Si può comunque cercare di superare “quel velo di normalità cui le tecnologie di oggi ci abituano – inteso come utilizzo tipico – e spingersi, anche solo per curiosità, verso strumenti che possano portare benefici immediati anche nella vita informatica di tutti i giorni e, soprattutto, nelle professioni più delicate”.
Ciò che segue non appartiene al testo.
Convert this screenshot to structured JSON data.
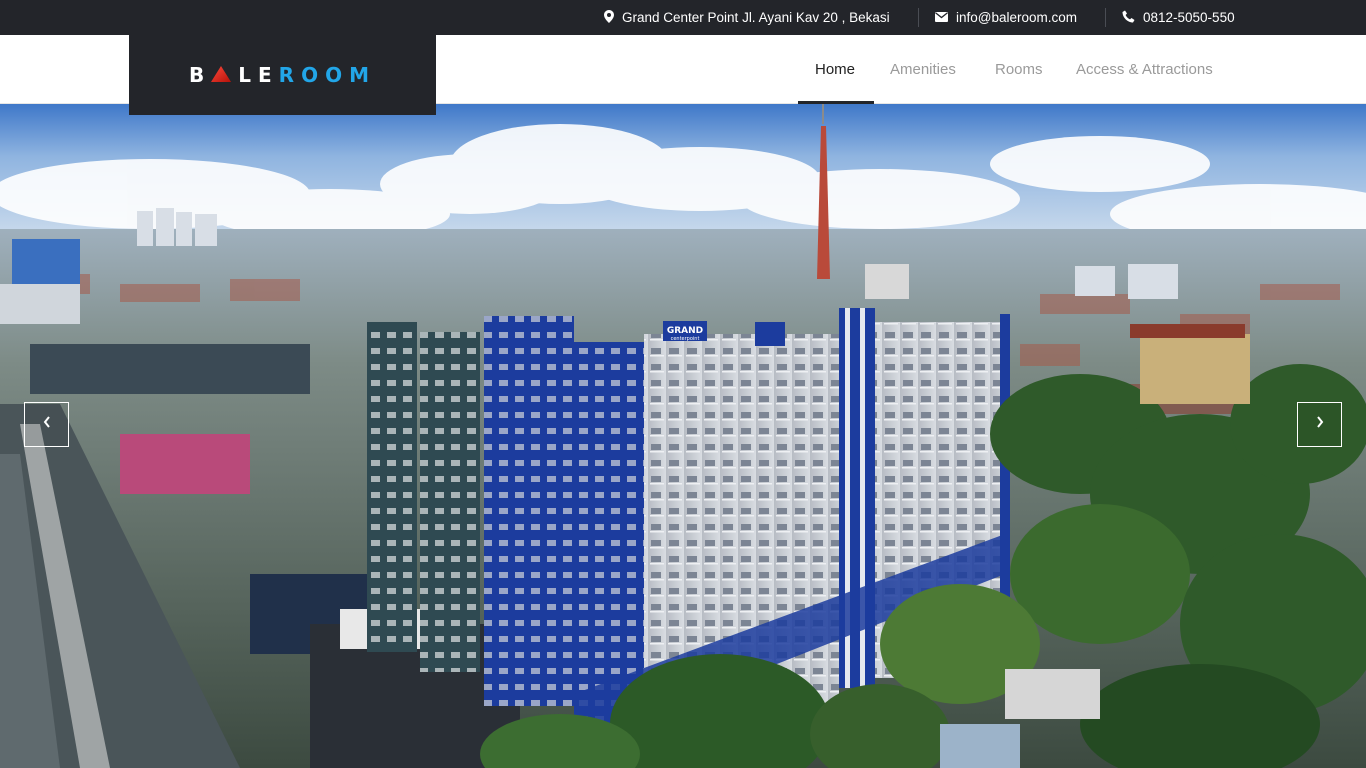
{
  "topbar": {
    "address": "Grand Center Point Jl. Ayani Kav 20 , Bekasi",
    "email": "info@baleroom.com",
    "phone": "0812-5050-550"
  },
  "logo": {
    "letters_left": "B",
    "letters_mid": "LE",
    "letters_right": "ROOM",
    "accent": "#e0261c",
    "blue": "#22a6e8"
  },
  "nav": {
    "items": [
      {
        "label": "Home",
        "active": true
      },
      {
        "label": "Amenities",
        "active": false
      },
      {
        "label": "Rooms",
        "active": false
      },
      {
        "label": "Access & Attractions",
        "active": false
      }
    ]
  },
  "hero": {
    "building_sign": "GRAND",
    "building_sign_sub": "centerpoint"
  },
  "icons": {
    "address": "map-marker-icon",
    "email": "envelope-icon",
    "phone": "phone-icon",
    "prev": "chevron-left-icon",
    "next": "chevron-right-icon"
  }
}
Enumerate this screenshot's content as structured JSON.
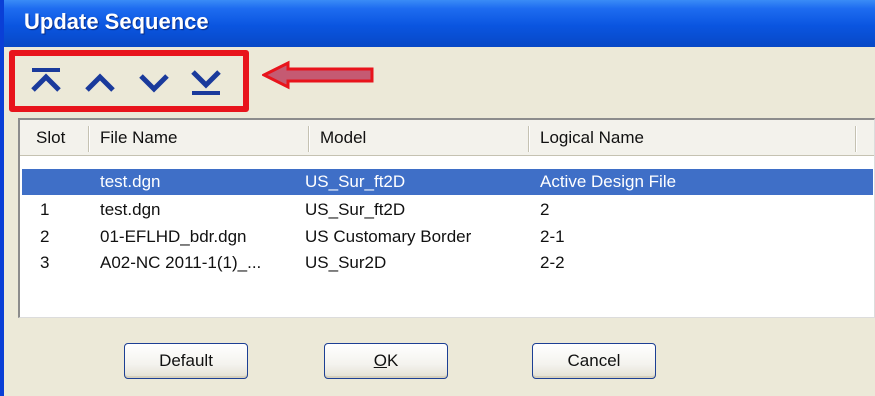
{
  "window": {
    "title": "Update Sequence"
  },
  "toolbar": {
    "buttons": [
      {
        "name": "move-to-top",
        "icon": "double-chevron-up-icon"
      },
      {
        "name": "move-up",
        "icon": "chevron-up-icon"
      },
      {
        "name": "move-down",
        "icon": "chevron-down-icon"
      },
      {
        "name": "move-to-bottom",
        "icon": "double-chevron-down-icon"
      }
    ]
  },
  "list": {
    "columns": [
      "Slot",
      "File Name",
      "Model",
      "Logical Name"
    ],
    "rows": [
      {
        "slot": "",
        "file": "test.dgn",
        "model": "US_Sur_ft2D",
        "logical": "Active Design File",
        "selected": true
      },
      {
        "slot": "1",
        "file": "test.dgn",
        "model": "US_Sur_ft2D",
        "logical": "2",
        "selected": false
      },
      {
        "slot": "2",
        "file": "01-EFLHD_bdr.dgn",
        "model": "US Customary Border",
        "logical": "2-1",
        "selected": false
      },
      {
        "slot": "3",
        "file": "A02-NC 2011-1(1)_...",
        "model": "US_Sur2D",
        "logical": "2-2",
        "selected": false
      }
    ]
  },
  "buttons": {
    "default": "Default",
    "ok_prefix": "O",
    "ok_rest": "K",
    "cancel": "Cancel"
  },
  "colors": {
    "title_bar": "#0a55e0",
    "selection": "#3f6fc7",
    "highlight": "#e8141c",
    "icon": "#1a3a9c"
  }
}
E i giornalisti, quelli che fanno le inchieste e vanno a infastidire i potenti, sanno di quale delicatezza stiamo parlando. Si devono proteggere le fonti, i cui nomi, recapiti e numeri telefonici sono semmai custoditi in un file del computer in redazione, a casa, sul portatile, dunque facilmente intercettabili da parte di chi si sente scrutato. Si devono cancellare le tracce disseminate durante le ricerche in rete, o nella corrispondenza via mail. Si devono proteggere gli archivi personali, impedire che possano essere oggetto di attacchi informatici.
Il paradosso è che la tecnologia – sempre più touch e facile da utilizzare – ci fa dimenticare la prudenza di un tempo, quando il giornalista investigativo conservava le sue carte preziose negli armadietti metallici delle redazioni, muniti di lucchetti e robuste serrature, e faceva le telefonate delicate dalle cabine pubbliche o dal baretto sotto la redazione.